Projects
Visualizing Fantasy Football Matchups (2022):
Used Python and ESPN Football API to create a dataset with fourteen weeks worth of fantasy football league data. Stored the data in excel and used Tableau to create visualizations such as overall team record, cumulative points scored, and identify unlikely wins and unfortunate losses.
Food Delivery Case Study (2021):
Analyzed a dataset with two months of food delivery orders to identify improvements in company performance. Identified key performance indicators and performance trends. Summarized findings in a slideshow. Wrote reproducible functions to validate, clean, and analyze the data. Reproducible functions allow for on demand analysis for other similar datasets.
Classifying Hard Drive Reliability (2020):
Predicted and classified hard drive reliability by utilizing hard drive performance data provided by the cloud storage company Backblaze. Working on a team of four, identified the primary indicators for early drive failure and developed a model to predict early failures using SMART attributes (drive performance metrics).
NLP with Github Repositories (2019) :
Web-scraped 400 repositories on Github.com (via API) related to the Advent of Code challenge. Extracted the Readme files and converted to JSON format. Used this data to design and configure our own database. Used Natural Language Processing to identify keywords that pertained to each programming language. Created a classifier model used to predict the computer language of each repository.

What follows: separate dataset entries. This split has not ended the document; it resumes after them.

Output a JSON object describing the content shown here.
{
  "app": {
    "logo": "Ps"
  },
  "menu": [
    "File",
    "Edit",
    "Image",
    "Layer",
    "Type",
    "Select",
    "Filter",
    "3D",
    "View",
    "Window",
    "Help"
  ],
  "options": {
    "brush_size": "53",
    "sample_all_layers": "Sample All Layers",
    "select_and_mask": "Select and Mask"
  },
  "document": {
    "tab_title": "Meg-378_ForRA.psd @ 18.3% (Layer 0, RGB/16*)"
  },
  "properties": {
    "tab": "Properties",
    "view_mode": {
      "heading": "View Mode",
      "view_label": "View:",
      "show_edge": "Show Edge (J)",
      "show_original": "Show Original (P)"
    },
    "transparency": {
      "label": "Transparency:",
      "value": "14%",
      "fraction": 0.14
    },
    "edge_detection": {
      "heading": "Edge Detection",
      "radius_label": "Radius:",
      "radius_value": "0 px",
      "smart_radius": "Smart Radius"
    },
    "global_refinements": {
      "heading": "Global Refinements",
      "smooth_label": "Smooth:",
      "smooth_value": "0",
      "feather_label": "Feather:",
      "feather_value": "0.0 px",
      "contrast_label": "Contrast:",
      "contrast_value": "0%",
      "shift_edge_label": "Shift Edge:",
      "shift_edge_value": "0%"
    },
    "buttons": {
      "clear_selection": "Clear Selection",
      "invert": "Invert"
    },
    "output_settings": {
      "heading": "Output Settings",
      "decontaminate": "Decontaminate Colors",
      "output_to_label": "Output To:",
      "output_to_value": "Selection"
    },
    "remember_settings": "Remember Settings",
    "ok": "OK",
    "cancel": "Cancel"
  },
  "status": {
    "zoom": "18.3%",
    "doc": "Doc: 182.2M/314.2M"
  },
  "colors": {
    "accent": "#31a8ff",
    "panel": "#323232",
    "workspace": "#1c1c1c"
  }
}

Fitbit Time Series Analysis (2019) :
Analyzed an individual’s Fitbit data to determine their physical attributes and fitness activity patterns. Cleaned and structured csv files into a Pandas data frame, then used time series models to make predictions on future activity levels. We delivered our findings with a two-slide presentation to a general audience.
Predicting Home Price with Clustering (2019) :
Experimented with data clusters in a Zillow property database in order to find patterns between pricing prediction error and property characteristics. We feature engineered new variables and presented our finding to other data scientists in the form of a Jupyter Notebook.
Identifying Churning Customers with Classification (2019) :
Created and evaluated several classification models to determine whether a customer would churn. Identified patterns and characteristics of churning customers. Delivered a slide show presentation tailored to company executives.